Tuesday 18 June 2013

From Reuters. Moody's could cut his Brazil's investment-grade credit rating

"Moody's is paying close attention to trends in the country's debt-to-gross domestic product ratio and potential growth dynamics now that the economy risks posting a third straight year of sub-par growth, senior credit officer Mauro Leos said in a telephone interview on Monday.
"The focus is on growth and fiscal policy," Leos said. "If there are indications that the debt-to-GDP ratio may not continue to decline as it has been the case, based on recent numbers, then it will be more difficult to support the contention that the outlook is positive."

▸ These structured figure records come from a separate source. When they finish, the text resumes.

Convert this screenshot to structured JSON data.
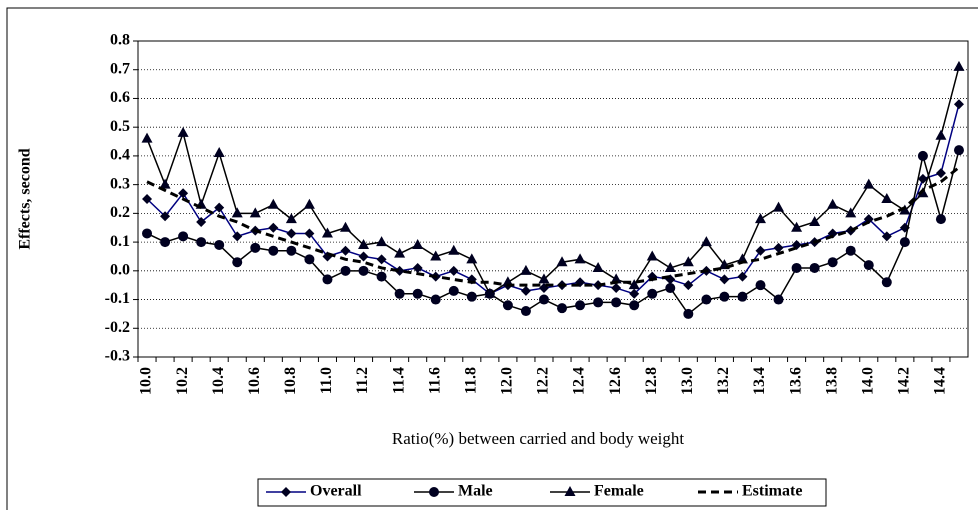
{
  "chart_data": {
    "type": "line",
    "x_label": "Ratio(%) between carried and body weight",
    "y_label": "Effects, second",
    "categories": [
      "10.0",
      null,
      "10.2",
      null,
      "10.4",
      null,
      "10.6",
      null,
      "10.8",
      null,
      "11.0",
      null,
      "11.2",
      null,
      "11.4",
      null,
      "11.6",
      null,
      "11.8",
      null,
      "12.0",
      null,
      "12.2",
      null,
      "12.4",
      null,
      "12.6",
      null,
      "12.8",
      null,
      "13.0",
      null,
      "13.2",
      null,
      "13.4",
      null,
      "13.6",
      null,
      "13.8",
      null,
      "14.0",
      null,
      "14.2",
      null,
      "14.4",
      null
    ],
    "series": [
      {
        "name": "Overall",
        "color": "#000080",
        "marker": "diamond",
        "dash": false,
        "values": [
          0.25,
          0.19,
          0.27,
          0.17,
          0.22,
          0.12,
          0.14,
          0.15,
          0.13,
          0.13,
          0.05,
          0.07,
          0.05,
          0.04,
          0.0,
          0.01,
          -0.02,
          0.0,
          -0.03,
          -0.08,
          -0.05,
          -0.07,
          -0.06,
          -0.05,
          -0.04,
          -0.05,
          -0.06,
          -0.08,
          -0.02,
          -0.03,
          -0.05,
          0.0,
          -0.03,
          -0.02,
          0.07,
          0.08,
          0.09,
          0.1,
          0.13,
          0.14,
          0.18,
          0.12,
          0.15,
          0.32,
          0.34,
          0.58
        ]
      },
      {
        "name": "Male",
        "color": "#000000",
        "marker": "circle",
        "dash": false,
        "values": [
          0.13,
          0.1,
          0.12,
          0.1,
          0.09,
          0.03,
          0.08,
          0.07,
          0.07,
          0.04,
          -0.03,
          0.0,
          0.0,
          -0.02,
          -0.08,
          -0.08,
          -0.1,
          -0.07,
          -0.09,
          -0.08,
          -0.12,
          -0.14,
          -0.1,
          -0.13,
          -0.12,
          -0.11,
          -0.11,
          -0.12,
          -0.08,
          -0.06,
          -0.15,
          -0.1,
          -0.09,
          -0.09,
          -0.05,
          -0.1,
          0.01,
          0.01,
          0.03,
          0.07,
          0.02,
          -0.04,
          0.1,
          0.4,
          0.18,
          0.42
        ]
      },
      {
        "name": "Female",
        "color": "#000000",
        "marker": "triangle",
        "dash": false,
        "values": [
          0.46,
          0.3,
          0.48,
          0.23,
          0.41,
          0.2,
          0.2,
          0.23,
          0.18,
          0.23,
          0.13,
          0.15,
          0.09,
          0.1,
          0.06,
          0.09,
          0.05,
          0.07,
          0.04,
          -0.08,
          -0.04,
          0.0,
          -0.03,
          0.03,
          0.04,
          0.01,
          -0.03,
          -0.05,
          0.05,
          0.01,
          0.03,
          0.1,
          0.02,
          0.04,
          0.18,
          0.22,
          0.15,
          0.17,
          0.23,
          0.2,
          0.3,
          0.25,
          0.21,
          0.27,
          0.47,
          0.71
        ]
      },
      {
        "name": "Estimate",
        "color": "#000000",
        "marker": null,
        "dash": true,
        "values": [
          0.31,
          0.28,
          0.25,
          0.22,
          0.19,
          0.17,
          0.14,
          0.12,
          0.1,
          0.08,
          0.06,
          0.04,
          0.03,
          0.01,
          0.0,
          -0.01,
          -0.02,
          -0.03,
          -0.04,
          -0.04,
          -0.05,
          -0.05,
          -0.05,
          -0.05,
          -0.05,
          -0.05,
          -0.04,
          -0.04,
          -0.03,
          -0.02,
          -0.01,
          0.0,
          0.01,
          0.03,
          0.04,
          0.06,
          0.08,
          0.1,
          0.12,
          0.14,
          0.17,
          0.19,
          0.22,
          0.28,
          0.31,
          0.36
        ]
      }
    ],
    "ylim": [
      -0.3,
      0.8
    ],
    "yticks": [
      -0.3,
      -0.2,
      -0.1,
      {
        "value": 0,
        "label": "0.0"
      },
      0.1,
      0.2,
      0.3,
      0.4,
      0.5,
      0.6,
      0.7,
      0.8
    ],
    "grid": true,
    "legend": "bottom"
  }
}
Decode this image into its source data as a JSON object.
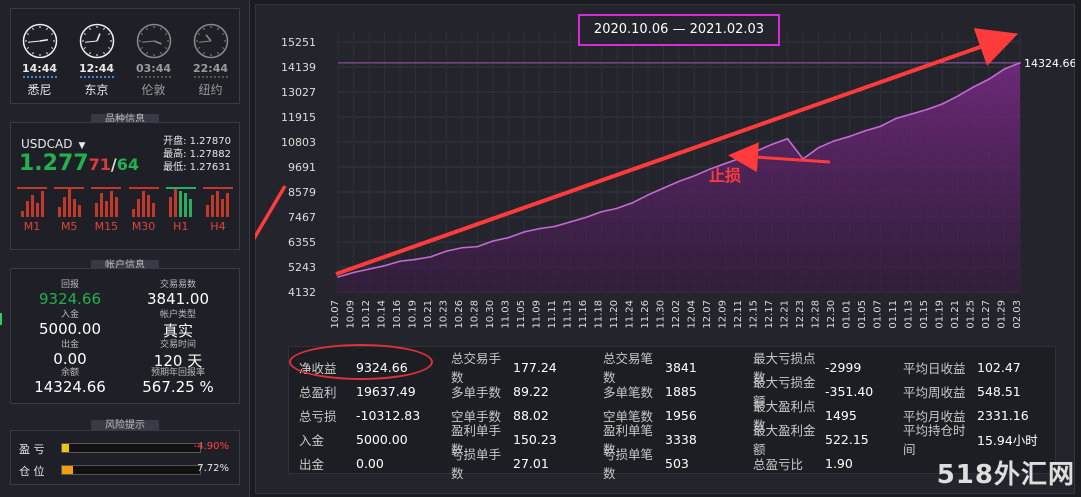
{
  "clocks": [
    {
      "time": "14:44",
      "city": "悉尼",
      "active": true,
      "h": 2.7,
      "m": 44
    },
    {
      "time": "12:44",
      "city": "东京",
      "active": true,
      "h": 0.7,
      "m": 44
    },
    {
      "time": "03:44",
      "city": "伦敦",
      "active": false,
      "h": 3.7,
      "m": 44
    },
    {
      "time": "22:44",
      "city": "纽约",
      "active": false,
      "h": 10.7,
      "m": 44
    }
  ],
  "quote": {
    "section_title": "品种信息",
    "symbol": "USDCAD",
    "dropdown_icon": "triangle-down-icon",
    "price_main": "1.277",
    "price_red": "71",
    "sep": "/",
    "price_green": "64",
    "open_label": "开盘:",
    "open": "1.27870",
    "high_label": "最高:",
    "high": "1.27882",
    "low_label": "最低:",
    "low": "1.27631",
    "timeframes": [
      "M1",
      "M5",
      "M15",
      "M30",
      "H1",
      "H4"
    ]
  },
  "account": {
    "section_title": "帐户信息",
    "return_label": "回报",
    "return_value": "9324.66",
    "equity_label": "交易易数",
    "equity_value": "3841.00",
    "deposit_label": "入金",
    "deposit_value": "5000.00",
    "acct_type_label": "帐户类型",
    "acct_type_value": "真实",
    "withdraw_label": "出金",
    "withdraw_value": "0.00",
    "days_label": "交易时间",
    "days_value": "120 天",
    "balance_label": "余额",
    "balance_value": "14324.66",
    "annual_label": "预期年回报率",
    "annual_value": "567.25 %"
  },
  "risk": {
    "section_title": "风险提示",
    "pl_label": "盈  亏",
    "pl_value": "-4.90%",
    "pl_fill": 0.05,
    "pos_label": "仓  位",
    "pos_value": "7.72%",
    "pos_fill": 0.077
  },
  "chart_header": {
    "date_range": "2020.10.06 — 2021.02.03"
  },
  "chart_data": {
    "type": "area",
    "yticks": [
      "15251",
      "14139",
      "13027",
      "11915",
      "10803",
      "9691",
      "8579",
      "7467",
      "6355",
      "5243",
      "4132"
    ],
    "ylim": [
      4132,
      15251
    ],
    "xticks": [
      "10.07",
      "10.09",
      "10.12",
      "10.14",
      "10.16",
      "10.19",
      "10.21",
      "10.23",
      "10.26",
      "10.28",
      "10.30",
      "11.03",
      "11.05",
      "11.09",
      "11.11",
      "11.13",
      "11.16",
      "11.18",
      "11.20",
      "11.24",
      "11.26",
      "11.30",
      "12.02",
      "12.04",
      "12.07",
      "12.09",
      "12.11",
      "12.15",
      "12.17",
      "12.21",
      "12.23",
      "12.28",
      "12.30",
      "01.01",
      "01.05",
      "01.07",
      "01.11",
      "01.13",
      "01.15",
      "01.19",
      "01.21",
      "01.25",
      "01.27",
      "01.29",
      "02.03"
    ],
    "end_label": "14324.66",
    "ref_line": 14324.66,
    "values": [
      4800,
      5000,
      5150,
      5300,
      5500,
      5580,
      5700,
      5950,
      6100,
      6150,
      6400,
      6550,
      6800,
      6950,
      7050,
      7250,
      7450,
      7700,
      7850,
      8100,
      8450,
      8750,
      9050,
      9300,
      9600,
      9850,
      10100,
      10400,
      10700,
      10950,
      10050,
      10550,
      10850,
      11050,
      11300,
      11500,
      11850,
      12050,
      12250,
      12500,
      12850,
      13250,
      13600,
      14050,
      14324.66
    ],
    "annotation": "止损"
  },
  "stats": {
    "col1": [
      [
        "净收益",
        "9324.66"
      ],
      [
        "总盈利",
        "19637.49"
      ],
      [
        "总亏损",
        "-10312.83"
      ],
      [
        "入金",
        "5000.00"
      ],
      [
        "出金",
        "0.00"
      ]
    ],
    "col2": [
      [
        "总交易手数",
        "177.24"
      ],
      [
        "多单手数",
        "89.22"
      ],
      [
        "空单手数",
        "88.02"
      ],
      [
        "盈利单手数",
        "150.23"
      ],
      [
        "亏损单手数",
        "27.01"
      ]
    ],
    "col3": [
      [
        "总交易笔数",
        "3841"
      ],
      [
        "多单笔数",
        "1885"
      ],
      [
        "空单笔数",
        "1956"
      ],
      [
        "盈利单笔数",
        "3338"
      ],
      [
        "亏损单笔数",
        "503"
      ]
    ],
    "col4": [
      [
        "最大亏损点数",
        "-2999"
      ],
      [
        "最大亏损金额",
        "-351.40"
      ],
      [
        "最大盈利点数",
        "1495"
      ],
      [
        "最大盈利金额",
        "522.15"
      ],
      [
        "总盈亏比",
        "1.90"
      ]
    ],
    "col5": [
      [
        "平均日收益",
        "102.47"
      ],
      [
        "平均周收益",
        "548.51"
      ],
      [
        "平均月收益",
        "2331.16"
      ],
      [
        "平均持仓时间",
        "15.94小时"
      ]
    ]
  },
  "watermark": "518外汇网"
}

An outlook revision could undermine investors confidence in Brazil at a time when doubts over the sustainability of President Dilma Rousseff's economic policies are mounting. Fellow rating company Standard and Poor's on June 6 revised its outlook on Brazil's "BBB" rating to negative, citing the country's eroding fiscal and growth trends.
After expanding an average 3.6 percent over the past decade, growth in Brazil's economy slowed to 1.8 percent since 2011 in the wake of supply bottlenecks and low levels of investment. The economy grew only 0.9 percent last year.
Central bank data show net public sector debt to GDP ratio has fallen steadily in the past decade to around 35 percent.
But Leos took into account another yard stick -- gross debt to GDP. He noted Brazil's gross debt to GDP ratio has remained at around 60 percent in the past two years-- above the level of countries rated the same level".